Personal information
- Full name: Mohammad Yosuf Kargar
- Date of birth: 11 May 1963 (age 63)
- Place of birth: Afghanistan

International career
- Years: Team / Apps / (Gls)
- 1976–1984: Afghanistan

Managerial career
- 2002–2008: Afghanistan (assistant)
- 2008–2014: Afghanistan

= Mohammad Yousef Kargar =

Afghan footballer and manager

Mohammad Yosuf Kargar (محمد یوسف کارگر) is an Afghan former football player and manager who is president of the Afghanistan Football Federation. He formerly coached the Afghanistan national team.

==Career==
Kargar's family set up Afghanistan's first ski resort, and he became the national champion in 1978 at the age of 16. He stopped skiing due to the 1979 Soviet invasion of Afghanistan. During the 1970s and 1980s, he was a member of the Afghanistan national team. He coached Afghan youth teams after becoming the senior manager of the Afghanistan national team in 2001. His biggest achievement is leading the national football team to the SAFF Cup trophy in 2013.
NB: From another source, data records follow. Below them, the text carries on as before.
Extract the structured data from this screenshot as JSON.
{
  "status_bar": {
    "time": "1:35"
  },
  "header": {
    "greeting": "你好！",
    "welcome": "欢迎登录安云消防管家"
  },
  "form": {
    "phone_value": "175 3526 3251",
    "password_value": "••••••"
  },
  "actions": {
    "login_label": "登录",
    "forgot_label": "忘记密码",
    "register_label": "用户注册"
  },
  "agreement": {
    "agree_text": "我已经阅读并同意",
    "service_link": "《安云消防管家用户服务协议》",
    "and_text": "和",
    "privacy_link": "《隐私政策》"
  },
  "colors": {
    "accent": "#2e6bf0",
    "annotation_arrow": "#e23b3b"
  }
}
==Attack in January 2015==
Kargar was stabbed near his residence in Kabul on 10 January 2015. He sustained a head injury and a knife wound in his back.

==Allegations of corruption==
Some Afghan national players claimed that Yousef Kargar fixed two matches during an international tournament in Malaysia in 2008. After becoming the President of the Afghanistan Football Federation (AFF) in 2019, he was accused of corruption, match fixing, embezzling and misappropriating the AFF fund. 21 players refused to play for the national team during 2026 World Cup Qualifiers in early 2024 over criticisms against Kargar's administration and corruption in the AFF. Attack Energy SC was dissolved in protest over perceived match fixing in the 2024–25 Afghanistan Champions League and failure of the AFF to investigate that issue properly. There is growing concern that the AFF under Kargar was controlled by the de facto Taliban government and Kargar himself was cooperated and pledged allegiance to the Taliban government.